ETHIOPIA CHARGES JOURNALISTS WITH TERRORISM

Only days after the IFJ global conference on anti-terror laws, Ethiopia was the next country to crack the whip and arrest at least five journalists, and to charge them under anti-terror laws.

Eskinder Nega, an online journalist, was alleged to be helping a US-based opposition party Ginbot 7 plan various terrorist attacks across the country. Two other foreign journalists, contributors to the Swedish photo agency Kontinent, Johan Persson and Martin Schibbye, were last week charged with terrorism after being arrested in July while trying to cross the Ethiopia-Somalia border into the Ogaden region where Meles Zenawi’s government is fighting the Ogaden National Liberation Front rebels. Another journalist, Argaw Ashine, has reportedly fled the country fearing arrest.

The IFJ member union in Ethiopia, the National Journalists Union (ENJU), said the arrests created a climate of fear among journalists.

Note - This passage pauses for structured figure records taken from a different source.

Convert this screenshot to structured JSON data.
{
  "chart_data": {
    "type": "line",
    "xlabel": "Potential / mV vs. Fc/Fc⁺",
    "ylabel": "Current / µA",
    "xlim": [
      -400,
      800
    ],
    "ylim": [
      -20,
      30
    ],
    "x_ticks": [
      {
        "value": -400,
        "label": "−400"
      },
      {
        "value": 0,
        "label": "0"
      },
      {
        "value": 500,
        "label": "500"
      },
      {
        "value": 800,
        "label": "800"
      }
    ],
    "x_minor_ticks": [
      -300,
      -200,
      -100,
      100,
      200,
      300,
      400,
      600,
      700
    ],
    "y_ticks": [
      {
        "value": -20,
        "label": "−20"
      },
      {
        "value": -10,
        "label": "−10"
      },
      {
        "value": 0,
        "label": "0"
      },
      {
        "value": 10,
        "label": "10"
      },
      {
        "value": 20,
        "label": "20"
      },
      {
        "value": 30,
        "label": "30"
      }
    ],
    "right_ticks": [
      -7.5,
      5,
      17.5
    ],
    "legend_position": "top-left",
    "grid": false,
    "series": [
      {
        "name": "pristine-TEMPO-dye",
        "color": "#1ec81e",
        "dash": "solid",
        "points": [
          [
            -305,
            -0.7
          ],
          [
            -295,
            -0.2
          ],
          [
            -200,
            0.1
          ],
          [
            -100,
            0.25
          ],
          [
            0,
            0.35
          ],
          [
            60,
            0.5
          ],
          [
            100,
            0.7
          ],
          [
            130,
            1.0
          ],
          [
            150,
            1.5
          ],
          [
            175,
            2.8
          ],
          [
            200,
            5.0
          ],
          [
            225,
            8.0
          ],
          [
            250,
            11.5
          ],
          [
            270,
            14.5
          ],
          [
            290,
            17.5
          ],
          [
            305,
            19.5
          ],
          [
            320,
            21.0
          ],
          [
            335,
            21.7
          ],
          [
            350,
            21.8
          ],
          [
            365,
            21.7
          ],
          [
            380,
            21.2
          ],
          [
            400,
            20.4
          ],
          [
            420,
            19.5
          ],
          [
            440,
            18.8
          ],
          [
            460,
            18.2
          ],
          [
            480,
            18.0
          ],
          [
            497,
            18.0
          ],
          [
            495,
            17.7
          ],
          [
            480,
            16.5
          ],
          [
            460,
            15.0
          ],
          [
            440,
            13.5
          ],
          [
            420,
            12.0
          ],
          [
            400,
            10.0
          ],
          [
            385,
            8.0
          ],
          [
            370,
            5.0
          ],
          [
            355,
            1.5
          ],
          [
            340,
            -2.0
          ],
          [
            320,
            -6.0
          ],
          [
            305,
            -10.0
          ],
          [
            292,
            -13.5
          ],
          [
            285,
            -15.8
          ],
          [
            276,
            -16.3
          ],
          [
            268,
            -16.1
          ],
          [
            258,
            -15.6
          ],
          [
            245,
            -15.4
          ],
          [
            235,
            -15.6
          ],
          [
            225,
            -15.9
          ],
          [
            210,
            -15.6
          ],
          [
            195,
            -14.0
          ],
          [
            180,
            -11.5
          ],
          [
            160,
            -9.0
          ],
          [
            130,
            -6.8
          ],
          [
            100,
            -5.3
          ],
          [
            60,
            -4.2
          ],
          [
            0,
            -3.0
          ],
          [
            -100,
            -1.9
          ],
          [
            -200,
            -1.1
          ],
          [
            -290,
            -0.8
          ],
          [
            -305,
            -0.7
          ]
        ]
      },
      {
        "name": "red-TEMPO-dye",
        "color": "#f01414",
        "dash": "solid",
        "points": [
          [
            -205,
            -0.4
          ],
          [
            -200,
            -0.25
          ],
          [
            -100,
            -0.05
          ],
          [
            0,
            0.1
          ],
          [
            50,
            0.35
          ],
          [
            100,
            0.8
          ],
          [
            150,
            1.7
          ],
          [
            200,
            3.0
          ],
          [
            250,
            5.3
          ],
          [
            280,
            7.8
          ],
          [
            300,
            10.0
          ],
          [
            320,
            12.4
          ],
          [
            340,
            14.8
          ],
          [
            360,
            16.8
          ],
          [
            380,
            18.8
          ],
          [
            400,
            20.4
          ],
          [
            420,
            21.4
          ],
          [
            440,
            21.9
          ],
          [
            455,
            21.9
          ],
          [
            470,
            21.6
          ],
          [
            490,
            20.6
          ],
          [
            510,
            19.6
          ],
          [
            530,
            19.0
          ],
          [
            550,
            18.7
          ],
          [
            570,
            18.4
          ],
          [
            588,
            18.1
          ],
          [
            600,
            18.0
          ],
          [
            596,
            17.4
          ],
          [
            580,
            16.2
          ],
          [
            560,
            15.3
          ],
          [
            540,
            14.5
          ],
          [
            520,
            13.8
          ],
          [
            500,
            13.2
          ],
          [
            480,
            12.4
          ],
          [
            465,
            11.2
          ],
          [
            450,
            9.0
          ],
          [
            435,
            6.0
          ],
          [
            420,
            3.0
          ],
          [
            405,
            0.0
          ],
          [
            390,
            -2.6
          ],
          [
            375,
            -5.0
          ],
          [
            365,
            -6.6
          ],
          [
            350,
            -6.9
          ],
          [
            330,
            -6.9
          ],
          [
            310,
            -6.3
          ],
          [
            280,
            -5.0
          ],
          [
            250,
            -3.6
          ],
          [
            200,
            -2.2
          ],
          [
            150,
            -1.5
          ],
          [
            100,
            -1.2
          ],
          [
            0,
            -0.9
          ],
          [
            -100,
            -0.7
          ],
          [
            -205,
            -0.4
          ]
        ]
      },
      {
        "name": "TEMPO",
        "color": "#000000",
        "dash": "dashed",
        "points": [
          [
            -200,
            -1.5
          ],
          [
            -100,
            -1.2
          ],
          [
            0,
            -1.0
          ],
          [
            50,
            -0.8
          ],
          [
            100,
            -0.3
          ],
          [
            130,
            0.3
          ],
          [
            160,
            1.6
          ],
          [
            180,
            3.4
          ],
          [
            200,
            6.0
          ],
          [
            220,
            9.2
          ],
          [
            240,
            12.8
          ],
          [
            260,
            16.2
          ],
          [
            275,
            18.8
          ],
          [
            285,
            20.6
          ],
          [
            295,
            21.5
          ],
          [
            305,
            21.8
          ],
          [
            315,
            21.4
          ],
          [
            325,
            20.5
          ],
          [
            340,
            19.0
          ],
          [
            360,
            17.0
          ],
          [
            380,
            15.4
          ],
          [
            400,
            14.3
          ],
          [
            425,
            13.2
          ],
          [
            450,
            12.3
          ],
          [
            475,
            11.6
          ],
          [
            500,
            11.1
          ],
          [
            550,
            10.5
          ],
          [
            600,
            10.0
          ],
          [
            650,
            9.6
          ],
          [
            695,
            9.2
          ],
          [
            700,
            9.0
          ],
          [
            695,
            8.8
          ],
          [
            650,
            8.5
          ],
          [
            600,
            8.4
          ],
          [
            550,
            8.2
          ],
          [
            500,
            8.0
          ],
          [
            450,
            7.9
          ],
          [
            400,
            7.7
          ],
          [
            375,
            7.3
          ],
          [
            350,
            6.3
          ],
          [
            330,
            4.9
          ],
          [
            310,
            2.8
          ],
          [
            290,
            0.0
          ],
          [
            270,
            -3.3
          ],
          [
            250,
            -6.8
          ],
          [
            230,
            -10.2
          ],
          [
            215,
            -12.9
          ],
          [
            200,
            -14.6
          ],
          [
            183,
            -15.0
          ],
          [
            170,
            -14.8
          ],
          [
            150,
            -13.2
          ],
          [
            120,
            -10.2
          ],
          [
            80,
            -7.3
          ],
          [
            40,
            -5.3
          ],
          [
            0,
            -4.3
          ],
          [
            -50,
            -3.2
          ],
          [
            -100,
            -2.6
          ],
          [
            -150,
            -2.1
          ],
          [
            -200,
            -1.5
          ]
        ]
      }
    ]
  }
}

Following their request for information, Federal Police Central Intelligence and Crime Intelligence Director, Assistant Commissioner Demelash Gebremichael said that the journalists were arrested after the National Intelligence and Security Service and the Federal Police Joint Anti-terror Task Force got evidence that they were engaged in destabilising peace and security in the country and spying on behalf of external forces.

When I met Prime Minister Meles Zenawi with an IFJ delegation in January last year, he boasted about Ethiopia becoming a paragon of press freedom. Even if this was true, it did not last long and it looks that Zenawi is taking a leaf from the book of many despots, showing no scruples in using anti-terror laws to silence his critics.